The recommendations also appear to go far beyond what states have been allowed to do through waivers of federal Medicaid law. Through waivers, states have been allowed to provide limited benefit packages (such as packages that do not include hospital care) for groups that are ineligible for Medicaid under usual program rules, such as childless adults. The chairman’s mark apparently would allow a state to provide this same limited benefit to groups that are eligible for full Medicaid coverage, such as parents, children, and the elderly or seriously disabled. States apparently could simply provide beneficiaries with vouchers to purchase coverage on their own in the private market, with no federal standards as to the benefits that the plans would have to cover, no limits on the out-of-pocket costs that poor beneficiaries would have to pay, and no guarantees of access to affordable plans in the generally unregulated private market.
Creating new federal tax subsidies for the purchase of private long-term care insurance.
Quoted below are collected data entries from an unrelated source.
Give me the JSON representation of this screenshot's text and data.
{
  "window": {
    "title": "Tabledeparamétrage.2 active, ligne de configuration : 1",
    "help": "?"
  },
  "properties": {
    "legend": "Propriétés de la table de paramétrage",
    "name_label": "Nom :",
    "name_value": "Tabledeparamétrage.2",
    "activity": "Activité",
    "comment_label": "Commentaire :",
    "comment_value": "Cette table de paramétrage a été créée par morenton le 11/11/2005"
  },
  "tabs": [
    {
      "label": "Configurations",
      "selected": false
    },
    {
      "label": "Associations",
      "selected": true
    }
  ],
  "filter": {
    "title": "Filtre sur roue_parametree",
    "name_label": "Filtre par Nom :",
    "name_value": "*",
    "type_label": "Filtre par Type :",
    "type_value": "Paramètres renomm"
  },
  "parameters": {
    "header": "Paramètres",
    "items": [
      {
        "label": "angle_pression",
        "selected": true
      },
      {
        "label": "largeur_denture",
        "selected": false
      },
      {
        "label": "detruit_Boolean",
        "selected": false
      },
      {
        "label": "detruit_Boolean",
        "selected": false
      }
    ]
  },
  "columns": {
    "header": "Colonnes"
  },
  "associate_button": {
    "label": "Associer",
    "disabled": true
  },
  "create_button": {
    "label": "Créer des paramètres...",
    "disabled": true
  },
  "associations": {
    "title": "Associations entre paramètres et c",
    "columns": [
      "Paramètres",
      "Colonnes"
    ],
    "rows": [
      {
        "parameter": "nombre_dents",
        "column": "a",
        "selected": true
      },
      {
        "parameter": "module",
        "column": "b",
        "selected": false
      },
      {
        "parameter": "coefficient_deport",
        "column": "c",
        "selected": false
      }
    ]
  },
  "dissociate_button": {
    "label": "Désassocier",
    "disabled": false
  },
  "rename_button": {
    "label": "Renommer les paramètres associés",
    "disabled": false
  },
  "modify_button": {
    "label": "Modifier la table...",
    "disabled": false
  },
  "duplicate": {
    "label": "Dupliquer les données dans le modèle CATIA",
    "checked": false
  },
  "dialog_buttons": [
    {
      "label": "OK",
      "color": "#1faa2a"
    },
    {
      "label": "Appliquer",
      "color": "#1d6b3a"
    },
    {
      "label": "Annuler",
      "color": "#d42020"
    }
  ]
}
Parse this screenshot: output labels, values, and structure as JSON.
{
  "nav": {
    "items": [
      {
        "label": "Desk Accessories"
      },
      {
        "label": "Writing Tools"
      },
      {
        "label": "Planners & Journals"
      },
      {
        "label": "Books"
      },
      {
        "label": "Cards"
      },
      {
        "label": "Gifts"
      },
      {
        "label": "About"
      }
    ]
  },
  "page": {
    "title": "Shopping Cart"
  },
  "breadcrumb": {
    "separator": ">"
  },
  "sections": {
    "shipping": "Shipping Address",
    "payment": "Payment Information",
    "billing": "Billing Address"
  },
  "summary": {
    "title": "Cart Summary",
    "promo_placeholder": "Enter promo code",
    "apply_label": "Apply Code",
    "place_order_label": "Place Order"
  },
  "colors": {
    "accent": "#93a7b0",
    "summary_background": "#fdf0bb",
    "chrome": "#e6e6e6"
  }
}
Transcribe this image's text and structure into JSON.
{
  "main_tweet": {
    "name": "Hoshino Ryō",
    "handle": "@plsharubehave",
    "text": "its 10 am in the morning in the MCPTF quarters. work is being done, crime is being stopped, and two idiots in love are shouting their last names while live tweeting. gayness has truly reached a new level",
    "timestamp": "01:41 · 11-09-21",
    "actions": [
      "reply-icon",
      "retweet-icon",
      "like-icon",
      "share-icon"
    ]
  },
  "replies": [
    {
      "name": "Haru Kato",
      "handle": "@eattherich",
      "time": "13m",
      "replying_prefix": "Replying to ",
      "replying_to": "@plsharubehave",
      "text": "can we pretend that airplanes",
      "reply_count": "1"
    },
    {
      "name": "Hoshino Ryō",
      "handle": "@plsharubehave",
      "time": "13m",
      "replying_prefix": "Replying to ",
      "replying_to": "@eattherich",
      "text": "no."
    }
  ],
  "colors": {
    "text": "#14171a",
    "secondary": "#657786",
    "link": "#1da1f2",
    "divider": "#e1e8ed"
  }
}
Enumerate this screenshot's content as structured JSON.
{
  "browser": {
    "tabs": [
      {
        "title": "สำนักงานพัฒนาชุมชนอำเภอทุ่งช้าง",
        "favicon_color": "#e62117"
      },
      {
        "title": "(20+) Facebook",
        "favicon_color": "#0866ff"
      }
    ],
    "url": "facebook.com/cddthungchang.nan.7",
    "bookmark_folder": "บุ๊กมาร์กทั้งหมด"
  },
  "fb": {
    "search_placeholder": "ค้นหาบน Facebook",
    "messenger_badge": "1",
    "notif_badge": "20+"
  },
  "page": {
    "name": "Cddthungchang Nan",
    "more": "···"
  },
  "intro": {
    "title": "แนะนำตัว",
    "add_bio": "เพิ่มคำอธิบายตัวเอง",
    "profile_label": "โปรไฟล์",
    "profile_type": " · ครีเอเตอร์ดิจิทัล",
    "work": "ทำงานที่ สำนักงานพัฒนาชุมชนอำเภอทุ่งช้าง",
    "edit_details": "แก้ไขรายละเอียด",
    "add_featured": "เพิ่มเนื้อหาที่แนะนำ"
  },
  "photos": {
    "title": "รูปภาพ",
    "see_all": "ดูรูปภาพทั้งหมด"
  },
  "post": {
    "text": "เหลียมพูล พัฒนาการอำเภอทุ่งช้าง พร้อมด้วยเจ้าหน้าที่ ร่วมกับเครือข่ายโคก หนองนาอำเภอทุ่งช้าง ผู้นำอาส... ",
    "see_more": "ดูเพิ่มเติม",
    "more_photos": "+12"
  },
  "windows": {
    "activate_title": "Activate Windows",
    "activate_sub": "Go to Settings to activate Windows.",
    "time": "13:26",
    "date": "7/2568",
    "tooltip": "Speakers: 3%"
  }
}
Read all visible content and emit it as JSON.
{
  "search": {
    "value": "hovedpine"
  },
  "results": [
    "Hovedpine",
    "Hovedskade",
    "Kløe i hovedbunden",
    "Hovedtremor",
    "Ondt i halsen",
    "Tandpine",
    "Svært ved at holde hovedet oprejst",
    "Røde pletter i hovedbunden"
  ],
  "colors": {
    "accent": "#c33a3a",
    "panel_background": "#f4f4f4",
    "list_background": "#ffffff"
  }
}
These subsidies, which include a tax deduction for the purchase of long-term care coverage, would be unlikely to significantly increase the number of people with such coverage because they would do little to help low- and moderate-income people purchase it. The bulk of the benefits of these subsidies would go to high-income taxpayers, who are the people most likely either to have long-term care insurance already or to be able to pay any future long-term costs directly.
Moreover, the chairman’s mark does not include necessary insurance-market reforms to make long-term care insurance more accessible or affordable. In the absence of significant reforms, large numbers of individuals likely would be shut out of the market for individual long-term care policies entirely, because companies selling such insurance in the individual market generally can vary the premiums they charge based on age and medical history. Indeed, companies routinely deny coverage to those who are at greater risk of needing costly long-term care. Up to 23 percent of applicants for long-term care insurance at age 65 are rejected outright, according to a Commonwealth Fund study.
At the same time, the proposed tax subsidies would add significantly to the federal budget deficit. Since they are unlikely to reduce Medicaid costs substantially, their net fiscal effect would almost certainly be to worsen the nation’s long-term fiscal problems, which in turn could ultimately add to pressure for deeper reductions in health-care programs such as Medicaid.